Director: Michael Bay. Writers: Roberto Orci, Alex Kurtzman, John Rogers, from the Hasbro toy mythology
With Shia LaBeouf, Megan Fox, many robots
Dreamworks Video
Available Oct. 16
Some of us thought this one was a snooze, apnea-sufferer-loud and Rip Van Winkle-long. I went to a screening on July 3, and I couldn't swear that the movie has ended yet. But it did gross $700 million at the worldwide box office, the second highest amount so far this year (after the $936 million amassed by Harry Potter and the Order of the Phoenix). As Stephen Colbert would say, the marketplace has spoken. Who am I to dissuade you from buying the Transformers two-disc DVD?
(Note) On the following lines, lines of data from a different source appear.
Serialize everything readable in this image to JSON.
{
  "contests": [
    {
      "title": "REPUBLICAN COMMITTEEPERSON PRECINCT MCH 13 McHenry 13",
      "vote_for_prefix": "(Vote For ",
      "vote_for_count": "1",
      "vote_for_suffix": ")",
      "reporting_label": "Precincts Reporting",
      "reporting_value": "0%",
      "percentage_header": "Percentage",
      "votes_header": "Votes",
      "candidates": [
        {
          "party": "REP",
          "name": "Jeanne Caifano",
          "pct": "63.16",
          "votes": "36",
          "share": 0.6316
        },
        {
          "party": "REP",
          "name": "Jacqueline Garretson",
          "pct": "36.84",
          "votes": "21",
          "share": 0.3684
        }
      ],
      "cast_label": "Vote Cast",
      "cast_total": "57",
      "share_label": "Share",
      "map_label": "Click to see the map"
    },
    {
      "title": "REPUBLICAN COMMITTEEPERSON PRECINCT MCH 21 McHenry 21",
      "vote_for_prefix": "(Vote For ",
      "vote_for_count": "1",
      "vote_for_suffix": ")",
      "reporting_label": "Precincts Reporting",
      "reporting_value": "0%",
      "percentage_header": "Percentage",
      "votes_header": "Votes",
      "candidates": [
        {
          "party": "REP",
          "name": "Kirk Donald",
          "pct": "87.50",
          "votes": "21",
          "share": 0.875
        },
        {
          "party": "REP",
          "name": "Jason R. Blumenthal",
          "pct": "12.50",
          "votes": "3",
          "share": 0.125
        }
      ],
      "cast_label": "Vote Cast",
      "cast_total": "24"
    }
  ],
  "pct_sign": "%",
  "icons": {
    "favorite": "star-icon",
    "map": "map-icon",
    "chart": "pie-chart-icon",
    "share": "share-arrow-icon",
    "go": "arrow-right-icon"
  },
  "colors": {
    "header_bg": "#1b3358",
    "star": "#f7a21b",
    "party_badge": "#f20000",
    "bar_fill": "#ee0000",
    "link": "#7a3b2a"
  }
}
"So I get this phone call, July 30, 2005, from Steven Spielberg." That's how director Michael Bay begins his commentary track, and he's a sharper, more coherent storyteller with words than he is with CGI images. Bay, who had the notion of making a live-action version of Japanese anime, didn't think to let a Japanese director animate it. Instead, he went to Transformer School at Hasbro headquarters, then got busy matchmaking the marriage of Spielbergian child lore and his own fascination with advanced weapons systems (as showcased previously in Armageddon and Pearl Harbor). Does a Bay movie need fighter planes so new they haven't been battle-tested? No problem. As one Defense Dept. officer told him, "If we did have alien robots on earth, I think the American military would be involved." (Right: it's a slow time for the armed forces.)
In the two hours of spiffy extras, we learn that "Michael has a pretty good relationship with DOD." He visits Holliman Air Force Base, where "they have what's known as a tank graveyard," says Ltc. Paul Sinor. "And the first time I took Michael in there, he was like a kid at Christmas. 'Can I have that? Can I have that? Can I burn that? Can I blow that up?' 'Absolutely. Anything you want.'" The military officers are happy to oblige; happy too, perhaps, to think of their ideal warriors: not a dead-tired platoon slogging through a desert city serving as target practice for terrorists, but billion-dollar hardware streaking through the sky to obliterate some easy-to-spot bad guy. Wouldn't it be wonderful if war really were a video game? The PlayStation generation might actually enlist in significant numbers.
Spending time with all the extras here reminded me that a tremendous amount of expertise and sweat goes into the creation of any movie, good or bad. It's just that, with a bad movie, the DVD extras are the real show.